Matt Barkley sparks Bills to victory. So it’s come to this. The fourth Bills quarterback to start a game this season, Barkley is also the best Bills quarterback to start a game this season. Barkley game managed in Buffalo’s beatdown of the hapless Jets, completing 15-of-25 passes for 232 yards and a pair of touchdowns. Sean McDermott’s passing “offense” entered Week 10 with three passing scores in nine games. Think about that. In 2018. In this NFL. It means little going forward, of course. Mega project Josh Allen (elbow) should finally be healthy enough to return under center when the Bills come off their Week 11 bye. The main takeaway from Barkley’s start is that they finally have a competent option behind their shambolic rookie. No more Nathan Peterman dumpster fires or Derek Anderson sad spectacles.
Corey Davis continues to slowly emerge.
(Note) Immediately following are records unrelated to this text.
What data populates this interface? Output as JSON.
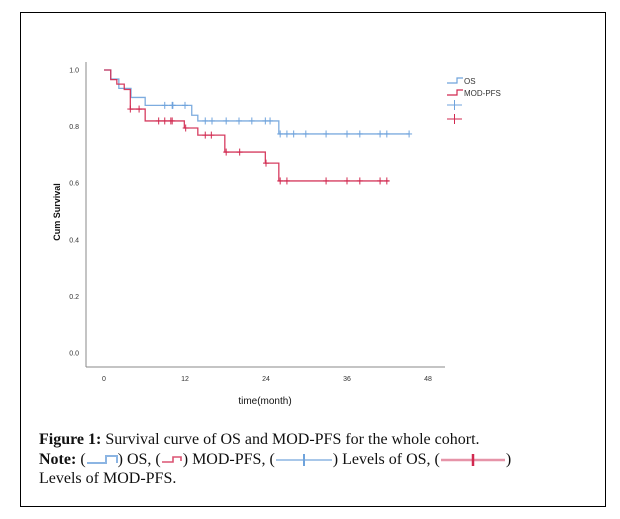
{
  "chart_data": {
    "type": "line",
    "subtype": "kaplan-meier",
    "title": "",
    "xlabel": "time(month)",
    "ylabel": "Cum Survival",
    "xlim": [
      0,
      48
    ],
    "ylim": [
      0,
      1.0
    ],
    "x_ticks": [
      0,
      12,
      24,
      36,
      48
    ],
    "y_ticks": [
      "0.0",
      "0.2",
      "0.4",
      "0.6",
      "0.8",
      "1.0"
    ],
    "grid": false,
    "legend_position": "top-right",
    "legend": [
      "OS",
      "MOD-PFS",
      "",
      ""
    ],
    "series": [
      {
        "name": "OS",
        "color": "#6fa3dc",
        "steps": [
          [
            0,
            1.0
          ],
          [
            1.0,
            0.968
          ],
          [
            2.2,
            0.935
          ],
          [
            4.0,
            0.903
          ],
          [
            6.1,
            0.875
          ],
          [
            13.0,
            0.84
          ],
          [
            13.9,
            0.82
          ],
          [
            25.9,
            0.774
          ]
        ],
        "end": 45.2,
        "censored": [
          9.0,
          10.1,
          10.2,
          12.0,
          15.0,
          16.0,
          18.1,
          20.0,
          21.9,
          23.9,
          24.6,
          26.1,
          27.1,
          28.1,
          29.9,
          32.9,
          36.0,
          37.9,
          40.9,
          41.9,
          45.2
        ]
      },
      {
        "name": "MOD-PFS",
        "color": "#d1284f",
        "steps": [
          [
            0,
            1.0
          ],
          [
            1.0,
            0.966
          ],
          [
            1.9,
            0.95
          ],
          [
            3.0,
            0.931
          ],
          [
            3.9,
            0.862
          ],
          [
            6.1,
            0.82
          ],
          [
            11.9,
            0.795
          ],
          [
            13.9,
            0.77
          ],
          [
            17.9,
            0.71
          ],
          [
            23.9,
            0.671
          ],
          [
            25.9,
            0.608
          ]
        ],
        "end": 42.2,
        "censored": [
          3.9,
          5.2,
          8.1,
          9.0,
          9.9,
          10.1,
          12.1,
          15.0,
          15.9,
          18.1,
          20.1,
          24.0,
          26.1,
          27.1,
          32.9,
          36.0,
          37.9,
          40.9,
          41.9
        ]
      }
    ]
  },
  "caption": {
    "figure_label": "Figure 1:",
    "figure_text": " Survival curve of OS and MOD-PFS for the whole cohort.",
    "note_label": "Note:",
    "os_text": ") OS, (",
    "pfs_text": ") MOD-PFS, (",
    "os_levels_text": ") Levels of OS, (",
    "pfs_levels_text": ")",
    "last_line": "Levels of MOD-PFS.",
    "open_paren": " ("
  }
}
Davis had his second best game of the season against Stephon Gilmore’s shadow coverage, catching seven passes for 125 yards and a touchdown. The second-year pro also drew three defensive pass interference penalties. Davis has now posted back-to-back 10 target games since the Titans’ Week 8 bye, totaling 13/181/1. Marcus Mariota is getting his feet back underneath him after his disastrous September/October, and Davis has been the primary beneficiary. Stilly only 23, the No. 5 overall pick of last year’s draft has a chance to emerge as an every-week WR2 down the stretch with an eye toward WR1 status in 2019.
Martavis Bryant becomes latest Raider to go down in catastrophic season. Foolishly acquired for a third-round pick last spring, Bryant has held off a rumored suspension to appear in 8-of-9 games. He is not going to make it 9-of-10 after reportedly tearing his PCL against the Chargers. It’s better news than a torn ACL would have been, but Bryant could still ultimately require surgery and miss the remainder of the season. It’s the worst-possible news for a decimated offense that is also dealing with Jordy Nelson retirement rumors. If Bryant and Nelson both join Amari Cooper as gone from Derek Carr’s receiver corps, we may some of the most dispiriting football of all time as the Raiders play out the string of their miserable 2018.
1. Who is Robert Foster and how did he lead the Bills in receiving?
2. Has anybody told the rest of the AFC East that feudalism ended centuries ago?
Early Waiver Look (Players owned in less than 50 percent of Yahoo leagues)
DEF: Cardinals (vs. OAK), Panthers (@DET), Giants (vs. TB)
Stats of the Week
Two teams (Carolina, Cincinnati) allowed 50 points … and still have winning records. Weird week.
Russell Wilson’s 92 yards rushing were his most since November 2014. The re-emergence of Wilson as a scrambler would go a long way toward shoring up his currently scarily-low fantasy floor due to his lack of passing volume.
Julio Jones has 1,040 yards through nine games, putting him on pace for 1,849. That would be third most all time. Jones' 1,871 from 2015 is second most all time.
The Bury Me Underground Award: What Zach Ertz did on Sunday Night Football.
Quote of the Week: From Dion Lewis when asked if beating the Patriots was personal: “Hell yeah it’s personal. That’s what happens when you go cheap. You get your ass kicked.”
The Death Becomes You Award: Eric Ebron scoring three touchdowns.